Al Gore Press Release on Electronic Privacy.
May 14, 1998.
Source: White House Website.
THE WHITE HOUSE
Office of the Vice President
|For Immediate Release
Thursday, May 14, 1998
VICE PRESIDENT GORE ANNOUNCES NEW COMPREHENSIVE
PRIVACY ACTION PLAN FOR THE 21ST CENTURY
Washington, DC--Vice President Gore announced today a new comprehensive privacy action plan from the Clinton Administration that will give people more control over their own personal information.
"We need an electronic bill of rights for this electronic age," the Vice
President said. "Americans should have the right to choose whether their personal
information is disclosed; they should have the right to know how, when, and how much of
that information is being used; and they should have the
right to see it themselves, to know if it's accurate."
Speaking at New York University's 166th Commencement, the Vice President announced new efforts to promote privacy including: calling for legislation to restrict how individual medical records can be used and allow individuals to be informed about their use, and launching a new "opt-out" Website where individuals can prevent personal information from being passed on to others.
In addition, the Vice President called on the federal government to review its own
record-keeping to protect personal information from being released. He also announced that
the Administration will convene a privacy Summit that will bring privacy and consumer
advocates together with industry officials to explore privacy on the Internet as well as
children's privacy. Specifically:
Medical Privacy. Vice President Gore called on Congress to pass strict medical records legislation to restrict how and when individuals' medical records can be used; give individuals the chance to correct those records; and give patients the right to be informed about them.

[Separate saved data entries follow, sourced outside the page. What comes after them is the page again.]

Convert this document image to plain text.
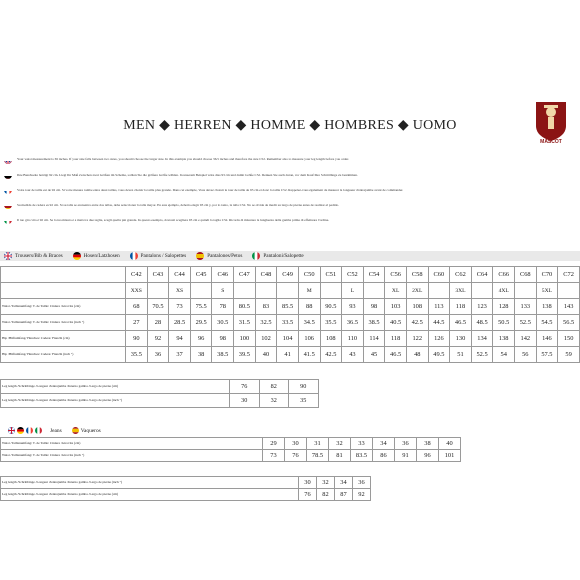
MEN ◆ HERREN ◆ HOMME ◆ HOMBRES ◆ UOMO
MASCOT
Your waist measurement is 36 inches. If your size falls between two sizes, you should choose the larger size. In this example you should choose 36.5 inches and therefore the size C52. Remember also to measure your leg length before you order.
Ihre Bundweite beträgt 92 cm. Liegt Ihr Maß zwischen zwei Größen im Schema, sollten Sie die größere Größe wählen. In unserem Beispiel wäre dies 93 cm und damit Größe C52. Denken Sie auch daran, vor dem Kauf Ihre Schrittlänge zu bestimmen.
Votre tour de taille est de 92 cm. Si votre mesure tombe entre deux tailles, vous devez choisir la taille plus grande. Dans cet exemple, Vous devez choisir le tour de taille de 93 cm et donc la taille C52. Rappelez-vous également de mesurer la longueur d'entrejambe avant de commander.
Su medida de cadera es 92 cm. Si su talla se encuentra entre dos tallas, debe seleccionar la talla mayor. En este ejemplo, debería elegir 93 cm y, por lo tanto, la talla C52. No se olvide de medir su largo de pierna antes de realizar el pedido.
Il tuo giro vita è 92 cm. Se la tua misura è a metà tra due taglie, scegli quella più grande. In questo esempio, dovresti scegliere 93 cm e quindi la taglia C52. Ricorda di misurare la lunghezza della gamba prima di effettuare l'ordine.
Trousers/Bib & Braces	Hosen/Latzhosen	Pantalons / Salopettes	Pantalones/Petos	Pantaloni/Salopette
	C42	C43	C44	C45	C46	C47	C48	C49	C50	C51	C52	C54	C56	C58	C60	C62	C64	C66	C68	C70	C72
	XXS		XS		S				M		L		XL	2XL		3XL		4XL		5XL	
Waist /Taillenumfang/ T. de Taille/ Cintura /Girovita (cm)	68	70.5	73	75.5	78	80.5	83	85.5	88	90.5	93	98	103	108	113	118	123	128	133	138	143
Waist /Taillenumfang/ T. de Taille/ Cintura /Girovita (inch ")	27	28	28.5	29.5	30.5	31.5	32.5	33.5	34.5	35.5	36.5	38.5	40.5	42.5	44.5	46.5	48.5	50.5	52.5	54.5	56.5
Hip /Hüftumfang/ Hanches/ Cadera/ Fianchi (cm)	90	92	94	96	98	100	102	104	106	108	110	114	118	122	126	130	134	138	142	146	150
Hip /Hüftumfang/ Hanches/ Cadera/ Fianchi (inch ")	35.5	36	37	38	38.5	39.5	40	41	41.5	42.5	43	45	46.5	48	49.5	51	52.5	54	56	57.5	59
Leg length /Schrittlänge /Longeur d'entrejambe /Interno gamba /Largo de pierna (cm)	76	82	90
Leg length /Schrittlänge /Longeur d'entrejambe /Interno gamba /Largo de pierna (inch ")	30	32	35
Jeans	Vaqueros
Waist /Taillenumfang/ T. de Taille/ Cintura /Girovita (cm)	29	30	31	32	33	34	36	38	40
Waist /Taillenumfang/ T. de Taille/ Cintura /Girovita (inch ")	73	76	78.5	81	83.5	86	91	96	101
Leg length /Schrittlänge /Longeur d'entrejambe /Interno gamba /Largo de pierna (inch ")	30	32	34	36
Leg length /Schrittlänge /Longeur d'entrejambe /Interno gamba /Largo de pierna (cm)	76	82	87	92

One Stop Opt-Out. The Vice President announced a new website sponsored by the Federal Trade Commission and located at www.consumer.gov that will enable individuals to:
Prohibit companies from pre-screening their credit records without their permission;
Prevent their drivers' license data from being sold to data miners; and
Remove their name and address from direct-mailing and telemarketing lists.
Ensure Appropriate Use of Federal Government Data. The Vice President announced that the President has signed a new Presidential Memorandum to agency heads, effective today, that: 1) requires agencies to ensure that new technologies do not erode Privacy Act protections while also examining how new technologies can be used to enhance personal privacy, 2) calls for a thorough
agency-by-agency review of existing privacy practices, and 3) directs the Office of Management and Budget to conduct a review and issue guidance on the way agencies can protect privacy information, especially when they collaborate with state and local governments.
Privacy Summit. To fully understand and address the complex issues involved with privacy in the Information Age, the Vice President called on the Commerce Department to convene a Summit on Privacy within the next month to bring privacy and consumer advocates together with industry officials to explore the feasibility and limitations of the application of self regulation to the Internet and to focus on children's privacy.